Surveillance after Repair
Although EVAR is associated with lower perioperative mortality compared to open surgical repair, patients who undergo EVAR need lifelong yearly surveillance to identify potential endoleaks, graft migration, graft failure, and persistent aneurysm growth19. However, reported compliance with this surveillance regimen has been unsatisfactory66. Although risk factors for poor compliance and loss to follow-up include advanced age and emergent presentation with rupture, factors more prevalent in women, gender has not been found to be an independent predictor of incomplete surveillance67.
With respect to long-term graft-related complications and secondary interventions following EVAR, several retrospective studies have demonstrated no gender association with development of endoleak, sac growth, post-repair rupture, graft migration, graft occlusion, and reintervention rates58, 64.
In summary, although women are generally protected from the development of AAAs, the ones that do develop present at a later age and behave more aggressively with higher growth and rupture rates.
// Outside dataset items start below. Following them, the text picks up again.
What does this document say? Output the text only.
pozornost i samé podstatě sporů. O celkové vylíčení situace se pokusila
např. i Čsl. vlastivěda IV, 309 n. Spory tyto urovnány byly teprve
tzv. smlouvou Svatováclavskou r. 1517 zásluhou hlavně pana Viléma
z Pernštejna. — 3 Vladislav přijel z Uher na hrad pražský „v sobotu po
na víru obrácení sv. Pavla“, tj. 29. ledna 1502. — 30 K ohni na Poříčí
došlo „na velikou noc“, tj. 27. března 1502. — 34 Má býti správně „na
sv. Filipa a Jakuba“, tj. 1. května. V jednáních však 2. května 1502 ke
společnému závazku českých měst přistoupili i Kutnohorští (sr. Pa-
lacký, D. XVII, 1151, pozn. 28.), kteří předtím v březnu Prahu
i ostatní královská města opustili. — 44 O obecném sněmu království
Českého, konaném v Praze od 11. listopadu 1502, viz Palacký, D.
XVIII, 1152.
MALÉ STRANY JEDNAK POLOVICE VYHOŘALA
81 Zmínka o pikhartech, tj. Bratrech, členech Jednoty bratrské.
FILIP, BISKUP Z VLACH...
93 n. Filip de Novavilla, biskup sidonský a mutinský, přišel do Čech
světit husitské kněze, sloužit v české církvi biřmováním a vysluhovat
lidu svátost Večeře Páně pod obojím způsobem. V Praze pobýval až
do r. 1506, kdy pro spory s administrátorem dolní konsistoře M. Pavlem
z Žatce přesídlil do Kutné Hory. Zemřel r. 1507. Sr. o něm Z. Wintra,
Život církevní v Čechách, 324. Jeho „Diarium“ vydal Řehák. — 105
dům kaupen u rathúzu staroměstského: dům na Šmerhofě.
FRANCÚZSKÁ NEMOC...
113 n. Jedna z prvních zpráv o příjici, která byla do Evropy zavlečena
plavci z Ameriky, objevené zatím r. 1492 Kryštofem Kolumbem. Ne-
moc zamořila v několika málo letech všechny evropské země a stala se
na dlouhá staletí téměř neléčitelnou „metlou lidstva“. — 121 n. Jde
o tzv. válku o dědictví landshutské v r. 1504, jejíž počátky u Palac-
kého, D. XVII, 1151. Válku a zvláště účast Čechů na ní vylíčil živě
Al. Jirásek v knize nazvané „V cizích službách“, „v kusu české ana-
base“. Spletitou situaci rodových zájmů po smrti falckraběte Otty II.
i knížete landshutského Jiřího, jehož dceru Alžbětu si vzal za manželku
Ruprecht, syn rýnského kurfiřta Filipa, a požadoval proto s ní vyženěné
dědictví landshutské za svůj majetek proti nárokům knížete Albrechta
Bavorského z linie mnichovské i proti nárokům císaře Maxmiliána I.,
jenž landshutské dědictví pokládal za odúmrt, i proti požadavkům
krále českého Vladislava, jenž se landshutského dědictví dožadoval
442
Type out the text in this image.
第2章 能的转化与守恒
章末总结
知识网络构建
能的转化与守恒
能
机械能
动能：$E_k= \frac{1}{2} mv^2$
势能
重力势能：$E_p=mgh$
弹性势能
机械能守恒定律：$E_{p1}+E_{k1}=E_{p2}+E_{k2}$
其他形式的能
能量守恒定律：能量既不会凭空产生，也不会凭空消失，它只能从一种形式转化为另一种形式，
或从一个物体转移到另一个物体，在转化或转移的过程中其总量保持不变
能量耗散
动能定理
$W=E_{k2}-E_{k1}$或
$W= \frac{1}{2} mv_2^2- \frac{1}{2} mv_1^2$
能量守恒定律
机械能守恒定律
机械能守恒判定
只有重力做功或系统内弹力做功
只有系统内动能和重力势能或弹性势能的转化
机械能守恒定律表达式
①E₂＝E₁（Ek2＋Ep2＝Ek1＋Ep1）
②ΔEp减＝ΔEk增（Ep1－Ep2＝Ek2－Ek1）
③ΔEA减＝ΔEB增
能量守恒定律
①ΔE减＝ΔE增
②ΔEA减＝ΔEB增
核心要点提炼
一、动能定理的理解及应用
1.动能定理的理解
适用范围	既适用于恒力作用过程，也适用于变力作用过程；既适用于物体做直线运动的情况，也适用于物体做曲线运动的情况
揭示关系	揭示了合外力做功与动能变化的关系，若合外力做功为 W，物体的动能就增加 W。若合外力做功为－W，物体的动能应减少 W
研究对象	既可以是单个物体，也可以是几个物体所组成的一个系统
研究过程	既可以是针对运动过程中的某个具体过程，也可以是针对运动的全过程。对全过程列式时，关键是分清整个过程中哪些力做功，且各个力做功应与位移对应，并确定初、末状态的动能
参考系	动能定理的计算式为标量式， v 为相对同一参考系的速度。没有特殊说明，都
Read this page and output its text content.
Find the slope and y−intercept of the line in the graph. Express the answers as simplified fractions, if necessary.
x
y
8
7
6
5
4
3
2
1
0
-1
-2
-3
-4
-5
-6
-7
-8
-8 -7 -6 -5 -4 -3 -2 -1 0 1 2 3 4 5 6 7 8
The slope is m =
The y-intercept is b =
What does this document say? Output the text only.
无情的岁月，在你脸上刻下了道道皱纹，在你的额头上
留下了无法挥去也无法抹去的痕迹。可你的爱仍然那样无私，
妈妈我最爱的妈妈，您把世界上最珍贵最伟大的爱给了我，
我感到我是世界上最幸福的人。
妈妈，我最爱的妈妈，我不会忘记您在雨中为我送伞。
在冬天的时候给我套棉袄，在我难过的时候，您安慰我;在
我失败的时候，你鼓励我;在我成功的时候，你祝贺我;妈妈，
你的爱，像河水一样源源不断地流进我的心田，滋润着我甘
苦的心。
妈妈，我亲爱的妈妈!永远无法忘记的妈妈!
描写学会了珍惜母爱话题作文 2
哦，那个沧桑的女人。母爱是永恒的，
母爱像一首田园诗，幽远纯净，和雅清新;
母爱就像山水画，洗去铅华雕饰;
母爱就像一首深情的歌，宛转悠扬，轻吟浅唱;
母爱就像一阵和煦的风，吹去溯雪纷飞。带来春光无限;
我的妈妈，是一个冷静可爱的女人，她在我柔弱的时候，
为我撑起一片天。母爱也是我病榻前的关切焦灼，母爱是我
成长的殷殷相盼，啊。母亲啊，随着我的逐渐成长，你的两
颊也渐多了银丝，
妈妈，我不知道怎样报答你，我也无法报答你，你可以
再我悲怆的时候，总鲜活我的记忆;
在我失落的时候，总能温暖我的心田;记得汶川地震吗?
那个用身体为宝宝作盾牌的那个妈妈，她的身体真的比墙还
Screening is thus warranted in women with multiple risk factors and those with a family history. Whether women should undergo repair at smaller aneurysm diameters than men remains controversial but more data are accumulating to suggest that elective EVAR may produce comparable mortality rates among men and women, at least in centers of excellence with higher operative volumes68. Women nonetheless continue to suffer higher complication rates, a problem that may be expected to improve with the development of newer, lower-profile devices that can better navigate challenging aortoiliac anatomy. In the meantime, clinicians should maintain a higher index of suspicion for access-related complications in women undergoing EVAR. They should also be alert to the higher possibility of suboptimal medical management of cardiovascular risk factors in women, which may contribute to higher rates of postoperative complications.